I. La consécration d’une expertise obligatoire en matière de maladie professionnelle pulmonaire

A. Le fondement textuel : l’article D.461-21 comme règle impérative

La cour d’appel fonde sa décision sur l’article D.461-21 du code de la sécurité sociale, dans sa rédaction applicable au recours formé le 5 mai 2020. Ce texte prévoit que  » en cas de contestation portant sur le taux d’incapacité permanente de travail, le tribunal judiciaire […] doit obligatoirement soumettre le dossier de la victime à un médecin spécialiste ou compétent en pneumologie ou en médecine du travail possédant des connaissances particulières dans le domaine des pneumoconioses, qui examine la victime « . L’emploi du verbe  » doit «  et de l’adverbe  » obligatoirement «  révèle le caractère impératif de cette disposition. Le juge ne dispose d’aucun pouvoir discrétionnaire pour s’y soustraire.
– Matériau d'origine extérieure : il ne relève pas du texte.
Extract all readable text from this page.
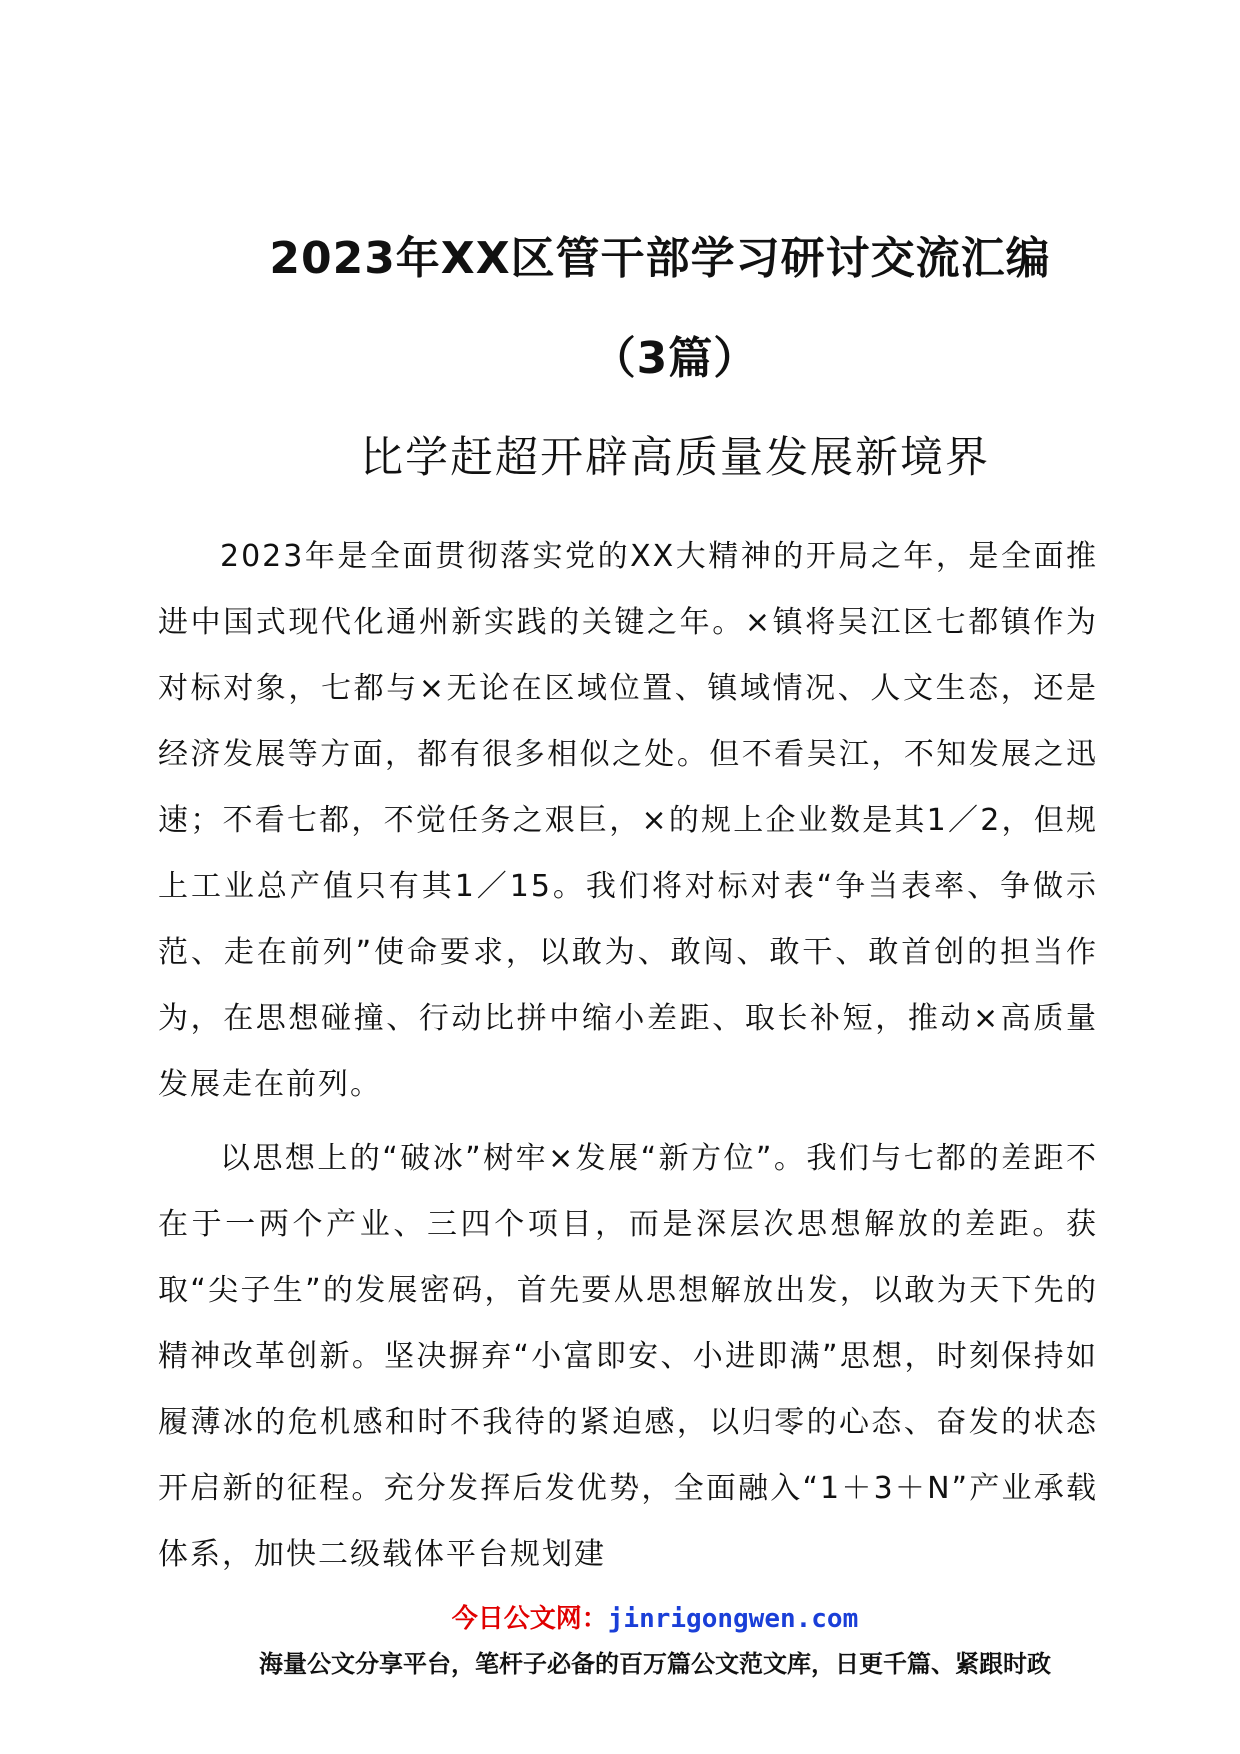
2023年XX区管干部学习研讨交流汇编
（3篇）
比学赶超开辟高质量发展新境界

2023年是全面贯彻落实党的XX大精神的开局之年，是全面推进中国式现代化通州新实践的关键之年。×镇将吴江区七都镇作为对标对象，七都与×无论在区域位置、镇域情况、人文生态，还是经济发展等方面，都有很多相似之处。但不看吴江，不知发展之迅速；不看七都，不觉任务之艰巨，×的规上企业数是其1／2，但规上工业总产值只有其1／15。我们将对标对表“争当表率、争做示范、走在前列”使命要求，以敢为、敢闯、敢干、敢首创的担当作为，在思想碰撞、行动比拼中缩小差距、取长补短，推动×高质量发展走在前列。

以思想上的“破冰”树牢×发展“新方位”。我们与七都的差距不在于一两个产业、三四个项目，而是深层次思想解放的差距。获取“尖子生”的发展密码，首先要从思想解放出发，以敢为天下先的精神改革创新。坚决摒弃“小富即安、小进即满”思想，时刻保持如履薄冰的危机感和时不我待的紧迫感，以归零的心态、奋发的状态开启新的征程。充分发挥后发优势，全面融入“1＋3＋N”产业承载体系，加快二级载体平台规划建

今日公文网：jinrigongwen.com
海量公文分享平台，笔杆子必备的百万篇公文范文库，日更千篇、紧跟时政
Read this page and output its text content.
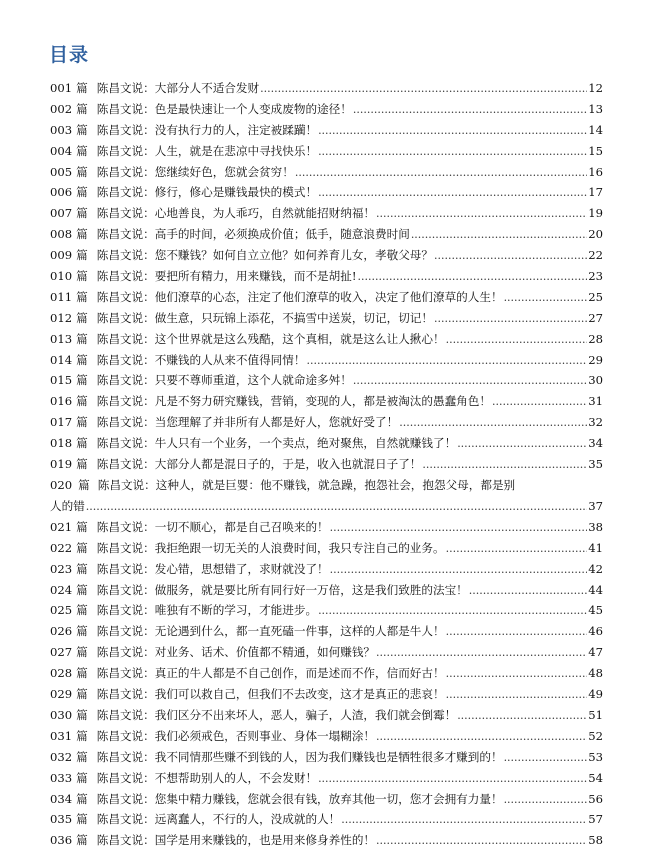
目录
001 篇 陈昌文说：大部分人不适合发财 .....	12
002 篇 陈昌文说：色是最快速让一个人变成废物的途径！ .....	13
003 篇 陈昌文说：没有执行力的人，注定被蹂躏！ .....	14
004 篇 陈昌文说：人生，就是在悲凉中寻找快乐！ .....	15
005 篇 陈昌文说：您继续好色，您就会贫穷！ .....	16
006 篇 陈昌文说：修行，修心是赚钱最快的模式！ .....	17
007 篇 陈昌文说：心地善良，为人乖巧，自然就能招财纳福！ .....	19
008 篇 陈昌文说：高手的时间，必须换成价值；低手，随意浪费时间 .....	20
009 篇 陈昌文说：您不赚钱？如何自立立他？如何养育儿女，孝敬父母？ .....	22
010 篇 陈昌文说：要把所有精力，用来赚钱，而不是胡扯! .....	23
011 篇 陈昌文说：他们潦草的心态，注定了他们潦草的收入，决定了他们潦草的人生！ .....	25
012 篇 陈昌文说：做生意，只玩锦上添花，不搞雪中送炭，切记，切记！ .....	27
013 篇 陈昌文说：这个世界就是这么残酷，这个真相，就是这么让人揪心！ .....	28
014 篇 陈昌文说：不赚钱的人从来不值得同情！ .....	29
015 篇 陈昌文说：只要不尊师重道，这个人就命途多舛！ .....	30
016 篇 陈昌文说：凡是不努力研究赚钱，营销，变现的人，都是被淘汰的愚蠢角色！ .....	31
017 篇 陈昌文说：当您理解了并非所有人都是好人，您就好受了！ .....	32
018 篇 陈昌文说：牛人只有一个业务，一个卖点，绝对聚焦，自然就赚钱了！ .....	34
019 篇 陈昌文说：大部分人都是混日子的，于是，收入也就混日子了！ .....	35
020 篇 陈昌文说：这种人，就是巨婴：他不赚钱，就急躁，抱怨社会，抱怨父母，都是别
人的错 .....	37
021 篇 陈昌文说：一切不顺心，都是自己召唤来的！ .....	38
022 篇 陈昌文说：我拒绝跟一切无关的人浪费时间，我只专注自己的业务。 .....	41
023 篇 陈昌文说：发心错，思想错了，求财就没了！ .....	42
024 篇 陈昌文说：做服务，就是要比所有同行好一万倍，这是我们致胜的法宝！ .....	44
025 篇 陈昌文说：唯独有不断的学习，才能进步。 .....	45
026 篇 陈昌文说：无论遇到什么，都一直死磕一件事，这样的人都是牛人！ .....	46
027 篇 陈昌文说：对业务、话术、价值都不精通，如何赚钱？ .....	47
028 篇 陈昌文说：真正的牛人都是不自己创作，而是述而不作，信而好古！ .....	48
029 篇 陈昌文说：我们可以救自己，但我们不去改变，这才是真正的悲哀！ .....	49
030 篇 陈昌文说：我们区分不出来坏人，恶人，骗子，人渣，我们就会倒霉！ .....	51
031 篇 陈昌文说：我们必须戒色，否则事业、身体一塌糊涂！ .....	52
032 篇 陈昌文说：我不同情那些赚不到钱的人，因为我们赚钱也是牺牲很多才赚到的！ .....	53
033 篇 陈昌文说：不想帮助别人的人，不会发财！ .....	54
034 篇 陈昌文说：您集中精力赚钱，您就会很有钱，放弃其他一切，您才会拥有力量！ .....	56
035 篇 陈昌文说：远离蠢人，不行的人，没成就的人！ .....	57
036 篇 陈昌文说：国学是用来赚钱的，也是用来修身养性的！ .....	58
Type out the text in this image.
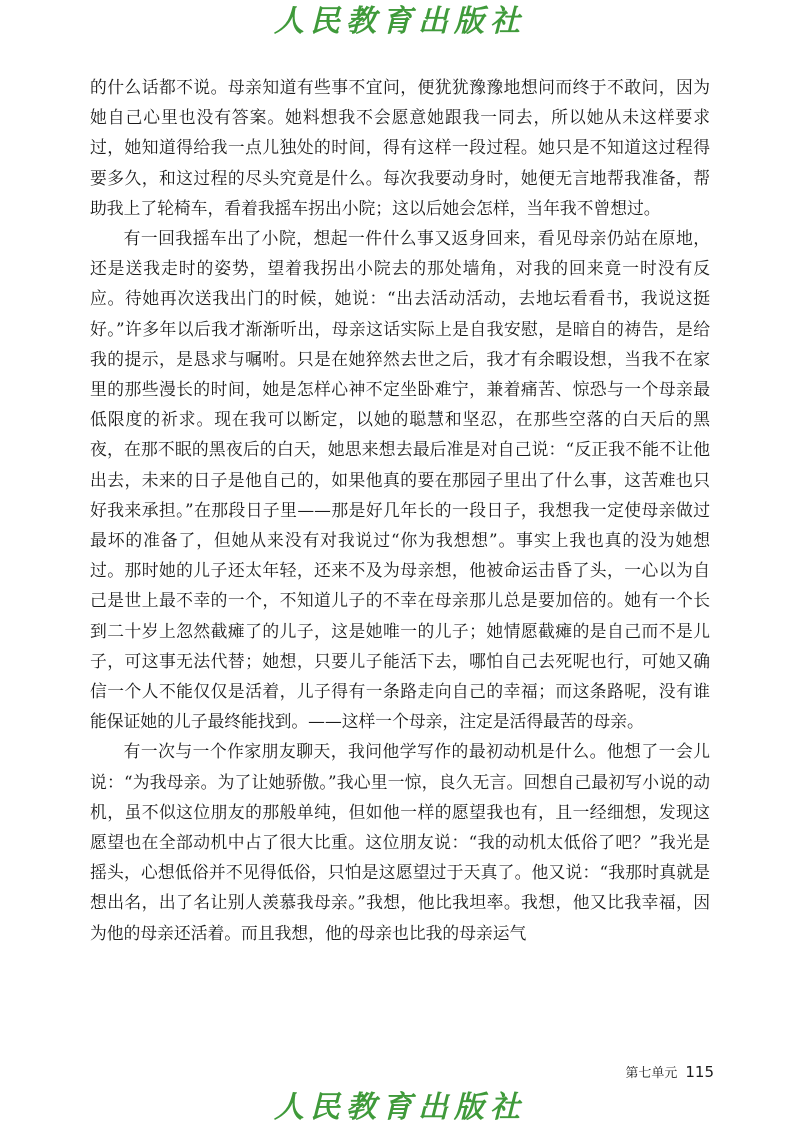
人民教育出版社

的什么话都不说。母亲知道有些事不宜问，便犹犹豫豫地想问而终于不敢问，因为她自己心里也没有答案。她料想我不会愿意她跟我一同去，所以她从未这样要求过，她知道得给我一点儿独处的时间，得有这样一段过程。她只是不知道这过程得要多久，和这过程的尽头究竟是什么。每次我要动身时，她便无言地帮我准备，帮助我上了轮椅车，看着我摇车拐出小院；这以后她会怎样，当年我不曾想过。

有一回我摇车出了小院，想起一件什么事又返身回来，看见母亲仍站在原地，还是送我走时的姿势，望着我拐出小院去的那处墙角，对我的回来竟一时没有反应。待她再次送我出门的时候，她说：“出去活动活动，去地坛看看书，我说这挺好。”许多年以后我才渐渐听出，母亲这话实际上是自我安慰，是暗自的祷告，是给我的提示，是恳求与嘱咐。只是在她猝然去世之后，我才有余暇设想，当我不在家里的那些漫长的时间，她是怎样心神不定坐卧难宁，兼着痛苦、惊恐与一个母亲最低限度的祈求。现在我可以断定，以她的聪慧和坚忍，在那些空落的白天后的黑夜，在那不眠的黑夜后的白天，她思来想去最后准是对自己说：“反正我不能不让他出去，未来的日子是他自己的，如果他真的要在那园子里出了什么事，这苦难也只好我来承担。”在那段日子里——那是好几年长的一段日子，我想我一定使母亲做过最坏的准备了，但她从来没有对我说过“你为我想想”。事实上我也真的没为她想过。那时她的儿子还太年轻，还来不及为母亲想，他被命运击昏了头，一心以为自己是世上最不幸的一个，不知道儿子的不幸在母亲那儿总是要加倍的。她有一个长到二十岁上忽然截瘫了的儿子，这是她唯一的儿子；她情愿截瘫的是自己而不是儿子，可这事无法代替；她想，只要儿子能活下去，哪怕自己去死呢也行，可她又确信一个人不能仅仅是活着，儿子得有一条路走向自己的幸福；而这条路呢，没有谁能保证她的儿子最终能找到。——这样一个母亲，注定是活得最苦的母亲。

有一次与一个作家朋友聊天，我问他学写作的最初动机是什么。他想了一会儿说：“为我母亲。为了让她骄傲。”我心里一惊，良久无言。回想自己最初写小说的动机，虽不似这位朋友的那般单纯，但如他一样的愿望我也有，且一经细想，发现这愿望也在全部动机中占了很大比重。这位朋友说：“我的动机太低俗了吧？”我光是摇头，心想低俗并不见得低俗，只怕是这愿望过于天真了。他又说：“我那时真就是想出名，出了名让别人羡慕我母亲。”我想，他比我坦率。我想，他又比我幸福，因为他的母亲还活着。而且我想，他的母亲也比我的母亲运气

第七单元 115
人民教育出版社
En l’espèce, la cour constate que la contestation porte sur le taux d’incapacité consécutif à une maladie professionnelle pulmonaire, ce qui déclenche mécaniquement l’obligation d’expertise. Cette solution s’inscrit dans la volonté du législateur de garantir une évaluation médicale spécialisée dans un contentieux technique, où les juges non médecins ne peuvent se substituer à l’avis d’un expert. Elle assure également l’égalité des armes entre les parties, puisque la caisse dispose de son propre service du contrôle médical tandis que l’employeur et la victime peuvent solliciter une contre-expertise.

B. L’application à la tuberculose pulmonaire : une extension analogique discutable

L’arrêt commenté applique l’article D.461-21 à une tuberculose pulmonaire, alors que ce texte vise expressément les  » pneumoconioses « . La tuberculose, bien qu’étant une maladie professionnelle pulmonaire (tableau n°40 du régime général), n’est pas classée parmi les pneumoconioses, qui désignent les affections causées par l’inhalation de poussières minérales. La cour opère donc une extension par analogie, sans motiver explicitement cette assimilation. D’un côté, cette solution est pragmatique : les enjeux médicaux et la nécessité d’un spécialiste en pneumologie sont identiques. De l’autre, elle soulève une question de légalité. Le juge ne pouvait pas se fonder sur un texte réservé aux pneumoconioses sans préciser que la tuberculose, en raison de sa nature respiratoire, relevait du même besoin d’expertise. L’absence de motivation sur ce point expose l’arrêt à une critique formelle. Toutefois, en pratique, la cour aurait pu ordonner une expertise sur le fondement des pouvoirs généraux du juge de l’article R.142-17-1 du code de la sécurité sociale, qui permettent toute mesure d’instruction. Le choix de l’article D.461-21 confère un caractère obligatoire à la mesure, renforçant ainsi les droits de l’employeur contestataire.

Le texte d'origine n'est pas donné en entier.